Texas: Vintage military plane crashes mid-air at Dallas air show



CNN

According to the Federal Aviation Administration, a Boeing B-17 Flying Fortress and a Bell B-63 Kingobra collided at the Wings Over Dallas air show around 1:20 p.m. Saturday.

Officers responded to the incident at Dallas Executive Airport, Jason Evans with Dallas Fire-Rescue told CNN on Saturday.

According to Dallas Mayor Eric Johnson, the death toll from the crash Saturday afternoon had not yet been confirmed.

However, the Allied Pilots Association, the labor union representing American Airlines pilots, identified two pilot retirees and former union members among those killed in the crash.

Former members Terry Barker and Len Rudd were among the crew in the B-17 Flying Fortress during the Wings Over Dallas air show. APA said in a tweet. APA also provides professional counseling services at their headquarters in Fort Worth following an incident.

“Our hearts go out to their families, friends and colleagues past and present,” their tweet said.

More than 40 fire and rescue units were on the scene after the collision, the agency’s active incidents page shows.

At a Saturday afternoon news conference, Hank Coates, president and CEO of the Air Force One, told reporters that the B-17 “typically has a crew of four to five people.
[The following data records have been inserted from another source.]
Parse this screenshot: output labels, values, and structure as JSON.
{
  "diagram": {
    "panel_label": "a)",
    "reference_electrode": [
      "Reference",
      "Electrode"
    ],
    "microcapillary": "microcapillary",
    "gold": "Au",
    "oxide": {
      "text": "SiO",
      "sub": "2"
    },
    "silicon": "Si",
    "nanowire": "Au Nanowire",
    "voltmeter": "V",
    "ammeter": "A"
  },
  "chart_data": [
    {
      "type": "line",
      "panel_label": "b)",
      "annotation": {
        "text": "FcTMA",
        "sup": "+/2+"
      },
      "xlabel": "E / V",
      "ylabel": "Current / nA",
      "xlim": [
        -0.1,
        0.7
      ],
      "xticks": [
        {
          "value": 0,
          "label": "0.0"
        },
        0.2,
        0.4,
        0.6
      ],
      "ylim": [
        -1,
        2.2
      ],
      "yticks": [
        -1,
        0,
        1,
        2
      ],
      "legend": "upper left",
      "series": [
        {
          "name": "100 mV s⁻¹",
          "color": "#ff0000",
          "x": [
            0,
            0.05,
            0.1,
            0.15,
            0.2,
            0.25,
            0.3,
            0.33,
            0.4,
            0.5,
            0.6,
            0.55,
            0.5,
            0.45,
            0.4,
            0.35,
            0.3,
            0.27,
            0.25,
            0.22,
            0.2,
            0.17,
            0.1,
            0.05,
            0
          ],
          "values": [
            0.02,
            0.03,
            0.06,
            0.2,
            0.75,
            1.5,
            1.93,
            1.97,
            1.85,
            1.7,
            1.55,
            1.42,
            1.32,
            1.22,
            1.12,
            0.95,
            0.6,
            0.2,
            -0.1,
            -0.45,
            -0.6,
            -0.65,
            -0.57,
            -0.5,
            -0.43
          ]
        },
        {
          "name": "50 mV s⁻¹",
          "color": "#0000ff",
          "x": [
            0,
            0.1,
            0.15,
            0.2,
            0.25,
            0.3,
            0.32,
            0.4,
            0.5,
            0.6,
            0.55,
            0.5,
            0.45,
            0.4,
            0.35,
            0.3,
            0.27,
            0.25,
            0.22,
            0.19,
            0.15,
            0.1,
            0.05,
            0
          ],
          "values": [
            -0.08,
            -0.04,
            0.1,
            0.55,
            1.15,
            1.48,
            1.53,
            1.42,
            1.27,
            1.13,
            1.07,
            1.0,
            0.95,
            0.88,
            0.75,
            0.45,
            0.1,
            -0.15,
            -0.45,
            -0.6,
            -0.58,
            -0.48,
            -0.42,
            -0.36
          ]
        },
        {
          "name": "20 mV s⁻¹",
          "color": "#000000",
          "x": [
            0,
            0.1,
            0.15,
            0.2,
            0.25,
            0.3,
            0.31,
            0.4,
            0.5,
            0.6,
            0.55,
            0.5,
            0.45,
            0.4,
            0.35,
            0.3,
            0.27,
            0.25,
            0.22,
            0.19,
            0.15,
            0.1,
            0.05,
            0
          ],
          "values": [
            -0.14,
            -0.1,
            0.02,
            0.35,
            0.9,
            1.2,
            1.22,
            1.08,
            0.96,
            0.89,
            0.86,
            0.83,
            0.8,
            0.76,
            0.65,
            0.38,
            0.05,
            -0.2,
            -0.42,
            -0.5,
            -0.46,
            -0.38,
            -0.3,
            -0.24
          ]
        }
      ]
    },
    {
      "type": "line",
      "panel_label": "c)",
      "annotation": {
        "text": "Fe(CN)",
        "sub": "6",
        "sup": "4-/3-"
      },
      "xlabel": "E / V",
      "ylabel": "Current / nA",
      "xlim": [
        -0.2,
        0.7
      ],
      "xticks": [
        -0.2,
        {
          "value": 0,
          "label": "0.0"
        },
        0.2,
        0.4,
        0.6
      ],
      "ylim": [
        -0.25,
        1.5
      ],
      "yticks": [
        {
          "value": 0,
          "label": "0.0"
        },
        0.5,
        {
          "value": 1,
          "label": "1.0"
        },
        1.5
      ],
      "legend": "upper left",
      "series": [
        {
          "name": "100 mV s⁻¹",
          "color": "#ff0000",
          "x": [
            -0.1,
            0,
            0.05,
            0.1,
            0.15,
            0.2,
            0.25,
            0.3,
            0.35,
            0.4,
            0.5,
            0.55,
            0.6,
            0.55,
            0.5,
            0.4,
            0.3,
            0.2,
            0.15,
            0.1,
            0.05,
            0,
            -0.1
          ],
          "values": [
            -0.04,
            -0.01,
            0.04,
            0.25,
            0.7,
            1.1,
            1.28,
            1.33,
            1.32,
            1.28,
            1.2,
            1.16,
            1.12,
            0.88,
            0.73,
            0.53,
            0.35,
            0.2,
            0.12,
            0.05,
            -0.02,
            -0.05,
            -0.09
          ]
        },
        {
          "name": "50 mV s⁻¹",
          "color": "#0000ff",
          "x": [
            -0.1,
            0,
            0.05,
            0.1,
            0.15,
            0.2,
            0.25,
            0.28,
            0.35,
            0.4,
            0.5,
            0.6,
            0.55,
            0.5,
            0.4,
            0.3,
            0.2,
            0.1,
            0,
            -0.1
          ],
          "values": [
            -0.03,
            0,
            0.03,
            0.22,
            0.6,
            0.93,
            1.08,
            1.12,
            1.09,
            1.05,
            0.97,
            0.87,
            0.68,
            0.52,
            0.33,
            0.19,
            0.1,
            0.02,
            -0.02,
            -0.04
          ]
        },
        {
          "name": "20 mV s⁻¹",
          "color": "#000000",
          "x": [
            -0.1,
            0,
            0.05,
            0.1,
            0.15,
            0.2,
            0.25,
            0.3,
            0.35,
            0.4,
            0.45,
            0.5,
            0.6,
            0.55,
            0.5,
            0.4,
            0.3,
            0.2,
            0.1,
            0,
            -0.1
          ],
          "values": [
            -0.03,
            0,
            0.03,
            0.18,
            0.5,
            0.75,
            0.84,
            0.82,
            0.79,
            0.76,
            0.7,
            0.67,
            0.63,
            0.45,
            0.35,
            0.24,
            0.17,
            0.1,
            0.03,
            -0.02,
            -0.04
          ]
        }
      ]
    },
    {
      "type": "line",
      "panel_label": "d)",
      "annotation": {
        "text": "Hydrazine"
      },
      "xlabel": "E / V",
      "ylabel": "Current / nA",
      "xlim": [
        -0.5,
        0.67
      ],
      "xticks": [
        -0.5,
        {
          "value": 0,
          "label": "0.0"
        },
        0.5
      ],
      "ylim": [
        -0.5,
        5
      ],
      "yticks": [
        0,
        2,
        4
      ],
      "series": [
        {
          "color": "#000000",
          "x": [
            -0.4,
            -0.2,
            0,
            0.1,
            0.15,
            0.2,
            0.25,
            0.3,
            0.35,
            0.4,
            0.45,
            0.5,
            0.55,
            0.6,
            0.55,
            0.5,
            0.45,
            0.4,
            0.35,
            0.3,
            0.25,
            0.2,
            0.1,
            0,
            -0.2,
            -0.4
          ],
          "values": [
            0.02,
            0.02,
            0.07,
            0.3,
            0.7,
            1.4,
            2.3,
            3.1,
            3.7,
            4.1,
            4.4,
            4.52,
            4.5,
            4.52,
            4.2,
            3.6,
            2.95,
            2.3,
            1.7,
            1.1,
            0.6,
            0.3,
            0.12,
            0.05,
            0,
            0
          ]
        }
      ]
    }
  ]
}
That was the plane,” while the P-63 was a “one-pilot fighter.”

“I can tell you that it was generally the team,” Coates said. “I cannot release the number of people on the manifest or the names on the manifest until it is released by the NTSB.”

The Memorial Air Force identified both planes as being out of Houston.

“We do not have information on the condition of the flight crew at this time as emergency responders continue to attend to the crash,” said a statement from the group, which is working with local authorities and the FAA.

The FAA is currently leading the investigation, which will be turned over to the NTSB around 9 a.m. when an NTSB team arrives at the scene, Coates said.

On Saturday evening, the NTSB said it was launching a team to investigate the collision. The team is expected to arrive on Sunday, the NTSP said in a tweet.

“Member Michael Graham will serve as spokesperson on the scene,” the tweet added.

“The tricks they do [the aircraft] Passing is not dynamic,” Coates noted. “That’s what we call ‘bombers on parade.'”

Johnson tweeted on Saturday that no onlookers or others on the ground were injured, although the debris field from the collision included the Dallas Executive Airport field, Highway 67 and a nearby strip mall.

The event, which was scheduled to run until Sunday, has been canceled, according to the organizer’s website.

Johnson said in a tweet after the crash, “As many of you have seen by now, a terrible tragedy occurred today during an air show in our city. Many details are unknown or unconfirmed at this time.

“The videos are heartbreaking. Please say a prayer for the souls who have ascended to heaven to entertain and educate our families today,” Johnson said in a separate tweet.

The southbound and northbound lanes of the highway were closed following the incident. The Dallas Police Department said.

“It’s not about the plane. That’s not all,” Coates said during a news conference. “I can tell you that the planes are great planes, they’re safe. They’re very well maintained. The pilots are very well trained. So it’s hard for me to talk about this because I know all these people, they’re family, they’re good friends.

According to Coates, the people who fly the aircraft at CAF airshows are volunteers and undergo rigorous training. Many of them are airline pilots, retired airline pilots or retired military pilots, Coates said.

The B-17 was part of a commemorative Air Force collection, nicknamed the “Texas Raiders,” and was hanged in Conroe, Texas, near Houston. It is one of only 45 surviving complete examples of the model, only nine of which are airworthy.

The P-63 was even rarer. About 14 examples are known to survive, including four owned by aircraft in the United States. Memorial Air Force.

More than 12,000 B-17s were produced Boeing, Douglas Aircraft and Lockheed lost nearly 5,000 during the war between 1936 and 1945, and most of the rest were scrapped in the early 1960s. About 3,300 P-63s were produced by Bell Aircraft between 1943 and 1945, and were mainly used by the Soviet Air Force in World War II.